Let's return to the key question of finding the average or what is called the MEAN of the random variable:

First let's note that when `B~~ A, F(B) - F(A)~~dF(A)*(B-A)`. This is just the "differential estimate" applied to the distribution function F at A.

Let's cut the interval from 0 to 1 into N pieces of equal length. For example if N = 5 we would have the intervals with length 1/5.

Now when N is large the length of these intervals will get small and there won't be much variation of the value of R in that interval.

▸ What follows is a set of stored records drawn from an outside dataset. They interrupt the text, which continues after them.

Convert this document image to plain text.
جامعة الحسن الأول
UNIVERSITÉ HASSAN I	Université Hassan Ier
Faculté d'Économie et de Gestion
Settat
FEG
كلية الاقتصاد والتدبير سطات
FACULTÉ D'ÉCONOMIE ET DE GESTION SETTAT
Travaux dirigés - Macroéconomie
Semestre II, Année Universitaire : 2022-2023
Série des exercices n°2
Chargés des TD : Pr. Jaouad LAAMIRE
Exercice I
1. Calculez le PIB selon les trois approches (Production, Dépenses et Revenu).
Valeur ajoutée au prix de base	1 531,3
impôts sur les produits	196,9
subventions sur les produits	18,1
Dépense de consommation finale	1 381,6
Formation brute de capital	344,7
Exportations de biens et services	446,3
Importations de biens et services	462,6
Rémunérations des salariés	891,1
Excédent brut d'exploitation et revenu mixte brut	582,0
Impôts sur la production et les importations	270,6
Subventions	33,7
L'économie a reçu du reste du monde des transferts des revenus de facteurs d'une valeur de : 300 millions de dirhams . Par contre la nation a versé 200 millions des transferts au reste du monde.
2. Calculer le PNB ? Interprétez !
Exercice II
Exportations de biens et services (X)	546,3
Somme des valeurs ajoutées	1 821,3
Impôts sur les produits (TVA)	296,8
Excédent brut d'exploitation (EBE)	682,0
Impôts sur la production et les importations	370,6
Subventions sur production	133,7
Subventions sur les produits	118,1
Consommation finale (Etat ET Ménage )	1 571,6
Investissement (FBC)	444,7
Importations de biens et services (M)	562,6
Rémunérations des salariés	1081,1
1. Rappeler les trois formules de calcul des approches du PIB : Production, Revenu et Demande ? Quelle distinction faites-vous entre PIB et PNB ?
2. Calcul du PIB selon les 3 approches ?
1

To estimate the average from the theory, it would seem sensible to choose one number to represent the numbers from each interval - call it "`r_k` ". Now estimate the probability that a dart would fall in that interval, call that "`p_k`". Then, multiply the representative number by that probability and finally add those numbers up to find an estimate for the average, i.e.,

Average value of R ` ~~ sum_{k=1}^{k=N} r_k*p_k`.

If we choose the left hand endpoint of each interval we would find an underestimate:
Can you see why?

For example when N = 5 we would find

underest `= r_0*p_0 + r_1*p_1 + r_2*p_2 + r_3*p_3 + r_4*p_4 `

`= 0 + 1/5*3/25 + 2/5*5/25 + 3/5*7/25 + 4/5 * 9/25 `
`= {3+10 + 21+36}/125 = 70/125 = 14/25 = .56`

THE MEAN MEETS THE Euler Sums and estimates for Net Change:

Now remember that `p_k = F(A_k) - F(A_{k-1}) ~~ dF(A_{k-1}) *1/N`.
So to estimate the average value of R theoretically we could consider use `r_k = A_{k-1}`

`sum_{k=1}^{k=N} r_k*p_k ~~ sum_{k=1}^{k=N} A_{k-1} *dF(A_{k-1})*1/N`.

AHahhh! this last expression is precisely an Euler Sum that estimates the net change from 0 to 1 in a function S where

`S'(x) = x * dF(x) = x * 2x = 2 x^2`

Thus the MEAN of the random variable R must be `S(1) - S(0)` where

`S(x) = 2{x^3}/3`.
and so the MEAN of R is `2/3` !

Final Comments: For any random variable, X, where X has values between A and B, F is used to denote the distribution function and f is used to denote the density function.

When F and f are continuous functions, the mean of the random variable is
`S(B)-S(A)` where S is any function that has `S'(x) = x f(x) `.

The connection between (Euler) sums and differential equations will be discussed further in the calculus course and is sometimes described as the Fundamental Theorem of Calculus.